Maybe some have said it so many times that they have actually come to believe it, but I suspect that at the top Democrats are pretty cynical about this. Mandel takes note of the glee with which liberal activists and lobbyists talk about the "war on women:"  

That may sound strange at first glance. After all, some of these groups are ostensibly “women’s groups,” and this is indeed a counterintuitive way to react to political bias.

But that’s only if they actually believe their rhetoric; keep in mind, the White House fabricated the “war on women” to win elections. If that’s the case, why would these women’s groups repeat the story, especially considering just how demeaning and dehumanizing it is to women for these liberal groups to reduce them to their gender or reproductive organs? They’re surprisingly frank about their answer:

“Democrats do not just get mad when they hear those words. They cash in.

“In fact, they are trying to find even more examples by tracking Republican opponents, their surrogates and conservative news media personalities, then blasting their comments out to supporters to build voter lists and drum up donations, casting aside the well-worn advice to shrug off sexist comments lest they draw attention to gender over issues.”

This explains the faux outrage over Mitt Romney’s “binders full of women” remark. Of course Romney didn’t mean anything sexist. But a waiting Democratic machine pounced and turned Romney’s inocent words into a fund-raising and base-mobilizing bonanza.

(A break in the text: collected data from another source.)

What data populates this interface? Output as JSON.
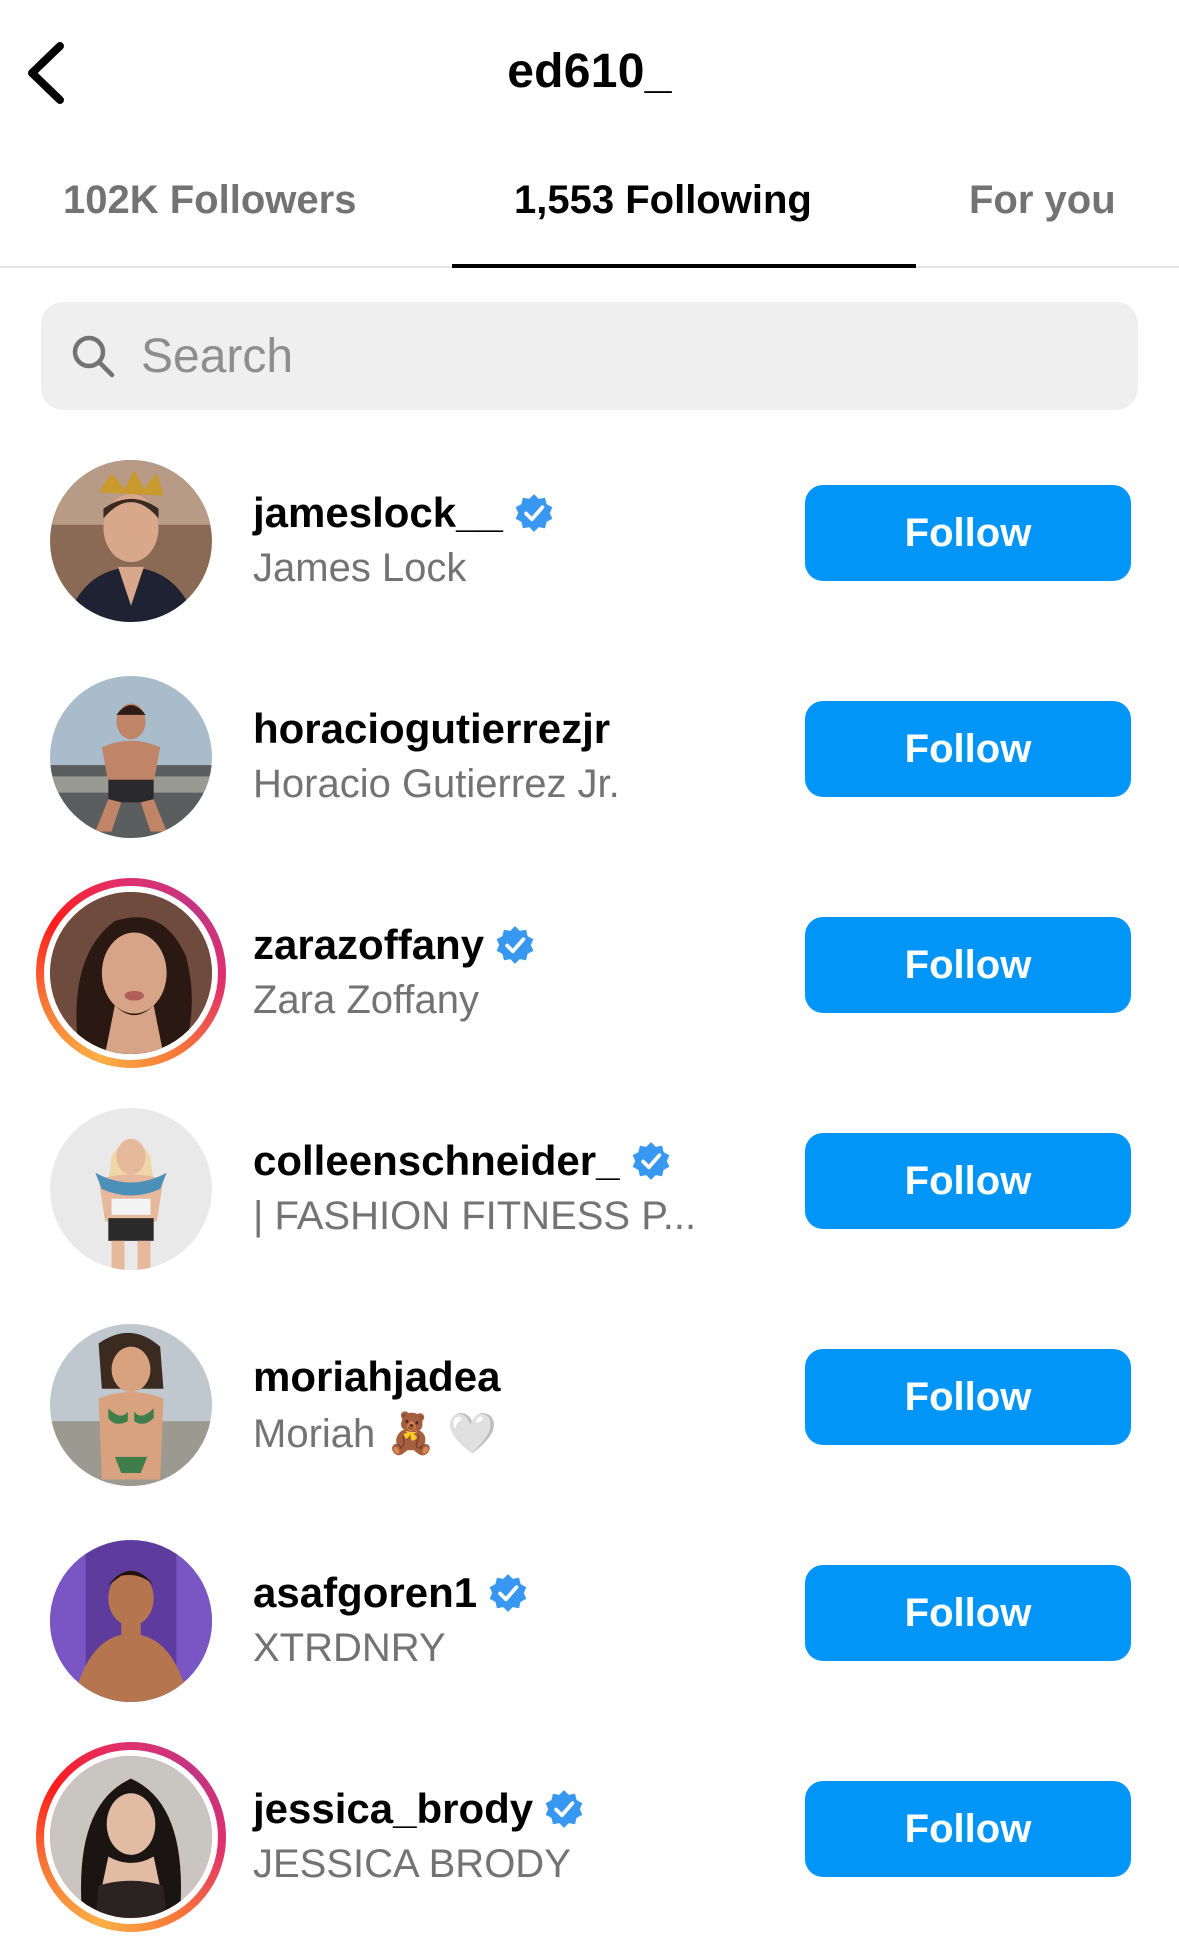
{
  "header": {
    "title": "ed610_",
    "back_icon": "chevron-left-icon"
  },
  "tabs": [
    {
      "label": "102K Followers",
      "active": false
    },
    {
      "label": "1,553 Following",
      "active": true
    },
    {
      "label": "For you",
      "active": false
    }
  ],
  "search": {
    "placeholder": "Search",
    "value": ""
  },
  "accent_color": "#0095f6",
  "users": [
    {
      "username": "jameslock__",
      "fullname": "James Lock",
      "verified": true,
      "story_ring": false,
      "button": "Follow"
    },
    {
      "username": "horaciogutierrezjr",
      "fullname": "Horacio Gutierrez Jr.",
      "verified": false,
      "story_ring": false,
      "button": "Follow"
    },
    {
      "username": "zarazoffany",
      "fullname": "Zara Zoffany",
      "verified": true,
      "story_ring": true,
      "button": "Follow"
    },
    {
      "username": "colleenschneider_",
      "fullname": "| FASHION FITNESS P...",
      "verified": true,
      "story_ring": false,
      "button": "Follow"
    },
    {
      "username": "moriahjadea",
      "fullname": "Moriah 🧸 🤍",
      "verified": false,
      "story_ring": false,
      "button": "Follow"
    },
    {
      "username": "asafgoren1",
      "fullname": "XTRDNRY",
      "verified": true,
      "story_ring": false,
      "button": "Follow"
    },
    {
      "username": "jessica_brody",
      "fullname": "JESSICA BRODY",
      "verified": true,
      "story_ring": true,
      "button": "Follow"
    }
  ]
}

We must admit—and Mandel cautions us to do so—that there are unfortunate instances of sexist language against Democratic women. It doesn’t rise to the level of the sexist language Democrats use against Republican women, but it is there. It should not be condoned. Still, many of the “outrages” are ginned up for political purposes:  

One is tempted to suggest that all this would be easier if the Democrats’ ministry of communications would just publish a book of what words and phrases Republicans are permitted to say in America. But that would defeat the purpose, which is, liberals explain, to ensure Republicans say the wrong thing so the left can raise money, as a former Obama official made startlingly clear:

“It comes down to your ability to not just ride the wave, but create the wave,” said Marie Danzig, deputy digital director for Mr. Obama’s 2012 campaign and head of creative and delivery at Blue State Digital, which works with Emily’s List.

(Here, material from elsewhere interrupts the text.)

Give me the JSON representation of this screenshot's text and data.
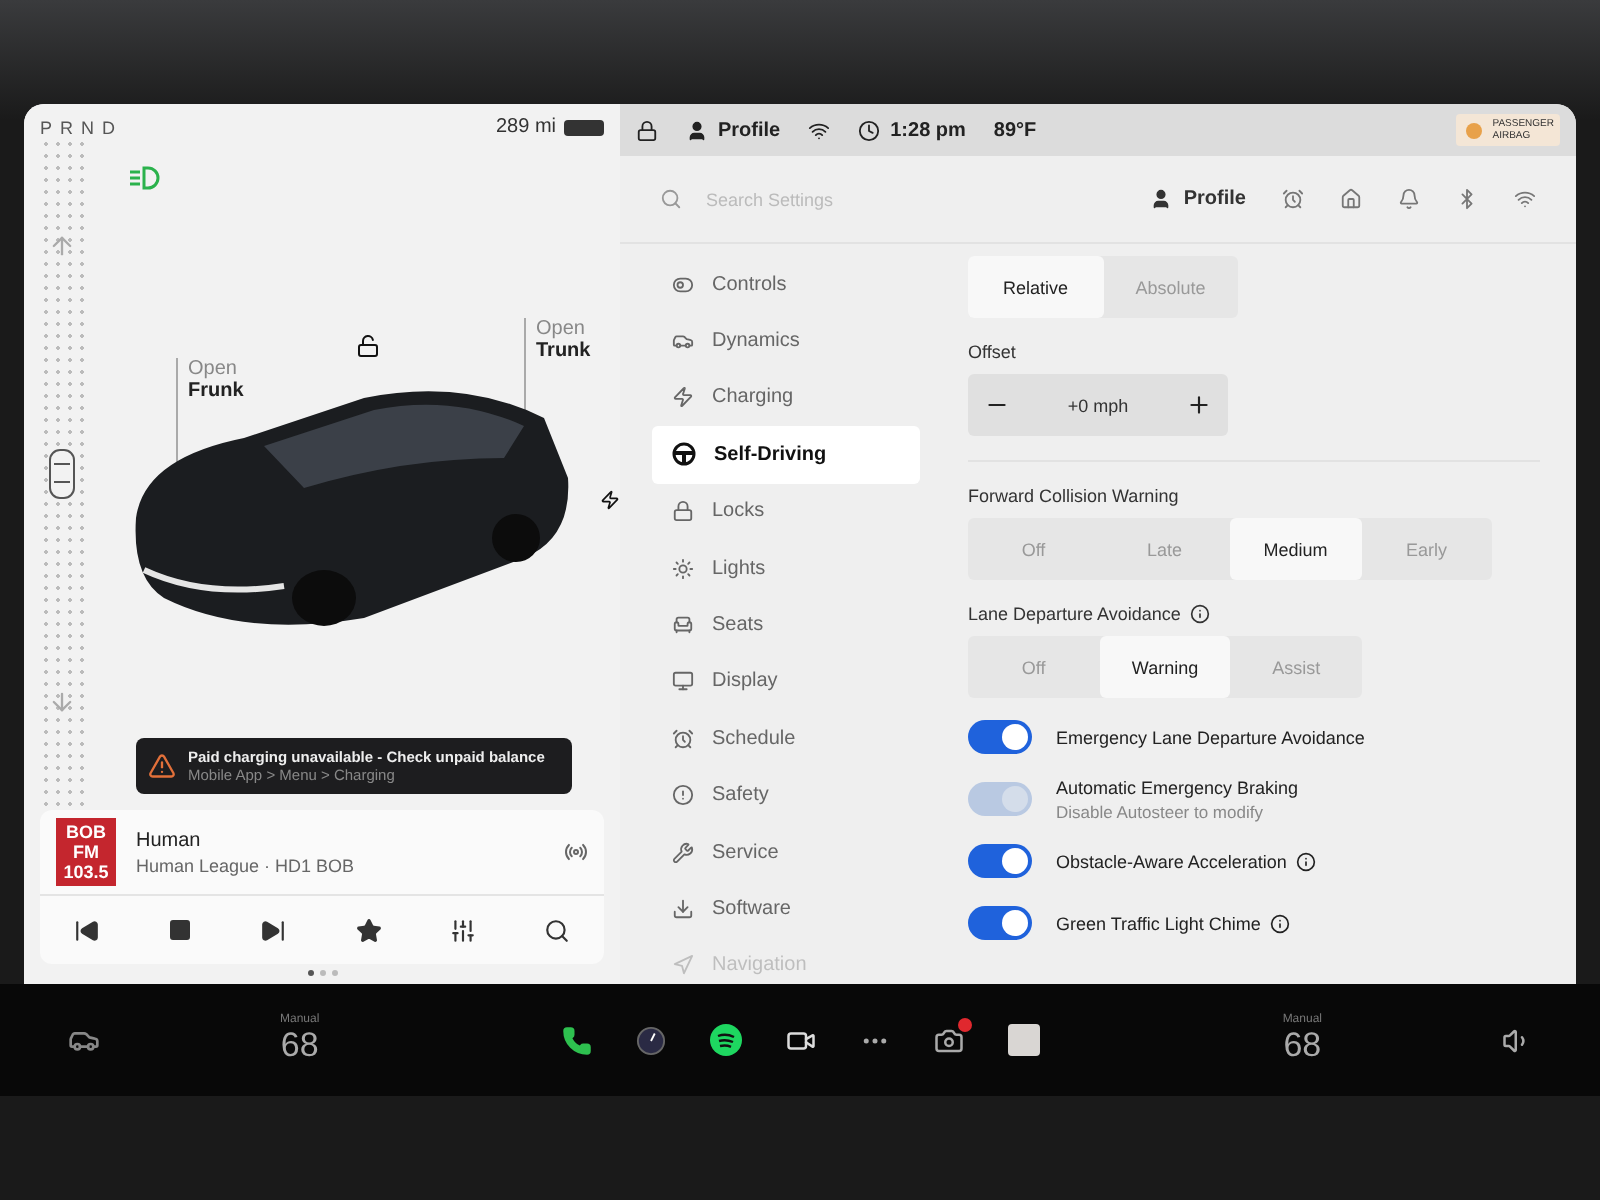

If would not be possible for the Democrats to get by with this cynical ploy if they didn’t have the media on their side. In a post on media coverage of religious liberty issues at The Federalist, Mollie Hemingway takes note of the way in which the left uses the “war on women” as a ploy to destroy “people who don’t toe the line.”

Still, the “war on women” will be a key issue in the midterms. My colleague Carrie Lukas writes about this over at National Review and asks if the GOP will be ready. The GOP, Carrie notes, must do more than avoid gaffes. It must show that its policies are actually better for women. So far, Republicans have been flat-footed in responding to the “war on women” rhetoric.